Extended-spectrum AmpC cephalosporinase in Acinetobacter baumannii: ADC-56 confers resistance to cefepime

Abstract

ADC-56, a novel extended-spectrum AmpC (ESAC) β-lactamase, was identified in an Acinetobacter baumannii clinical isolate. ADC-56 possessed an R148Q change compared with its putative progenitor, ADC-30, which enabled it to hydrolyze cefepime. Molecular modeling suggested that R148 interacted with Q267, E272, and I291 through a hydrogen bond network which constrained the H-10 helix. This permitted cefepime to undergo conformational changes in the active site, with the carboxyl interacting with R340, likely allowing for better binding and turnover.

Fig. 1.

(a) ADC-30 versus ADC-56 β-lactamase. In the molecular model, R148 interacts with Q267, E272, and I291 (H-10 helix) through hydrogen bond networking. These important interactions likely constrain the H-10 helix and part of the R2 loop.

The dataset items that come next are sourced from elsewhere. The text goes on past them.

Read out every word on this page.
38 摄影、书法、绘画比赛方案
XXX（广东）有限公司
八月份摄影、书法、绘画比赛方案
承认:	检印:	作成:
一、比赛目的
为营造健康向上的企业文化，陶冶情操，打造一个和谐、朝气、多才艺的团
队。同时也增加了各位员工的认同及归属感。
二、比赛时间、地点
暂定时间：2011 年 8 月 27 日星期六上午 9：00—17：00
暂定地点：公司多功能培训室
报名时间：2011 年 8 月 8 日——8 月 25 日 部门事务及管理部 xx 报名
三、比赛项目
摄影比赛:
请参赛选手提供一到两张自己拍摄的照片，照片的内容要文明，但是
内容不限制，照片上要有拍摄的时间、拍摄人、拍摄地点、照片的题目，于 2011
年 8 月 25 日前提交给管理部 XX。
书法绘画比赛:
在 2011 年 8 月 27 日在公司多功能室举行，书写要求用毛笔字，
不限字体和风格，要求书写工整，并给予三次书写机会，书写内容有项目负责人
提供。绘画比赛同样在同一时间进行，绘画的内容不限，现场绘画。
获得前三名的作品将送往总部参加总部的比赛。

By changing R148 to Q (or any other amino acid, except K, which restores partial hydrogen bonds), the interactions are disrupted and the helix gains more flexibility. (b) Cefepime modeled in the active site of ADC-30. We show, after minimization, that the carbonyl is pushed out of the oxyanion hole and creating hydrogen bonds with K67 and Y150. In addition, the C-4 carboxyl makes hydrogen bonds with T317. Based upon this model, cefepime is less readily hydrolyzed. (c) Connolly representation of panel b. (d) Cefepime modeled in the active site of ADC-56. The carbonyl of cefepime is positioned out of the oxyanion hole and makes hydrogen bonds with K67 and Y150. The carboxyl is making hydrogen bonds with R340. In a comparison of the two models, cefepime is in a different conformation in the active site. The substitution R148Q disrupts the hydrogen bonds with Q267, E272, and I291 and may allow for better binding and turnover. (e) The Connolly representation of panel d presents a better image of the binding modes of cefepime with ADC-56 β-lactamase.